X-ray specs for transformers: peeking inside layer by layer
A tuned lens lets you skip ahead in a transformer and see what it's thinking before it's done thinking.

What it does
Tuned Lens trains small affine “translators” that sit between intermediate layers of a transformer and its output. Each translator learns to predict the final token distribution from a hidden state much earlier in the network, accounting for how representations get rotated, shifted, or stretched layer-to-layer. The result: you can eavesdrop on a model’s latent predictions at any depth, not just the end.
The interesting bit
This isn’t the logit lens, which naively unembeds raw hidden states. The tuned lens actually learns the distortion between layers, so its intermediate predictions are calibrated to match the full model’s output distribution.
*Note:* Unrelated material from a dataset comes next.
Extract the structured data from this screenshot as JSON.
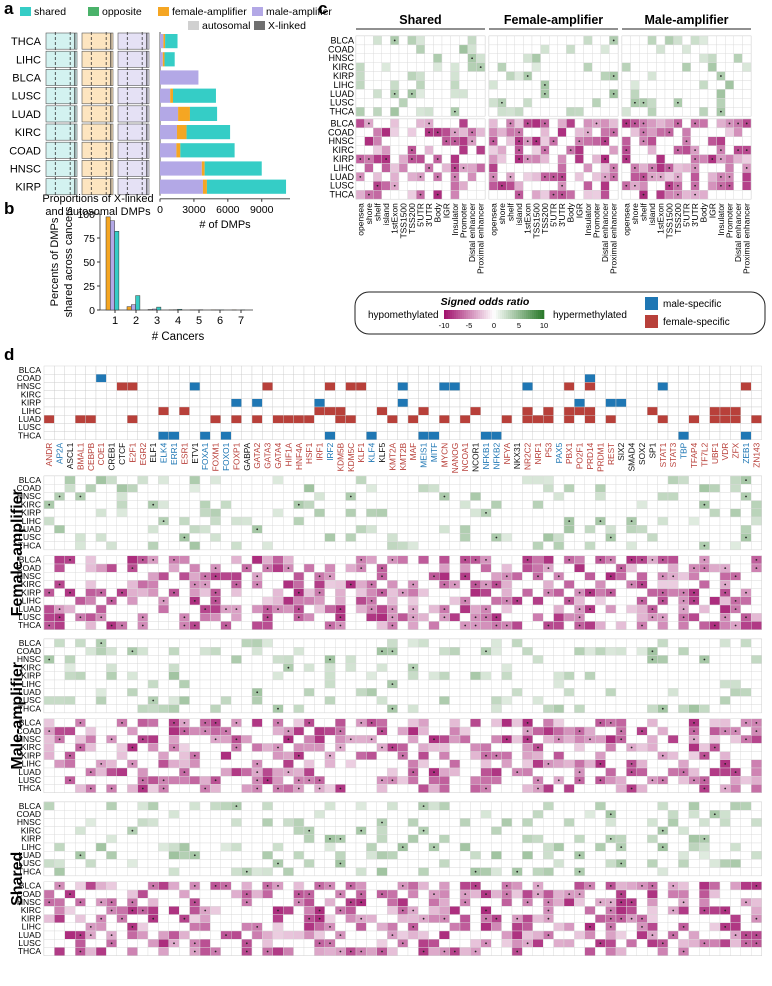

It’s interpretability with a training budget.
Key highlights
- Replaces the last m layers with a learned affine transform trained to minimize KL divergence from the true output
- Exposes what the model “knows” at layer n − m before computation finishes
- Ships with a Colab notebook and Hugging Face Space for poking around interactively
- Docker container provided for running training scripts reproducibly
- Python 3.9+, PyTorch 1.13.0+; installable via
pip install tuned-lens
Caveats
- Pre-1.0; the authors warn the public interface changes “regularly and without major version bumps”
- The paper is listed as “to appear” in the citation block, so peer-reviewed details aren’t yet available
Verdict
Worth a look if you’re doing mechanistic interpretability or debugging where transformers commit to predictions. Skip it if you need stable APIs for production work — this is research tooling with sharp edges.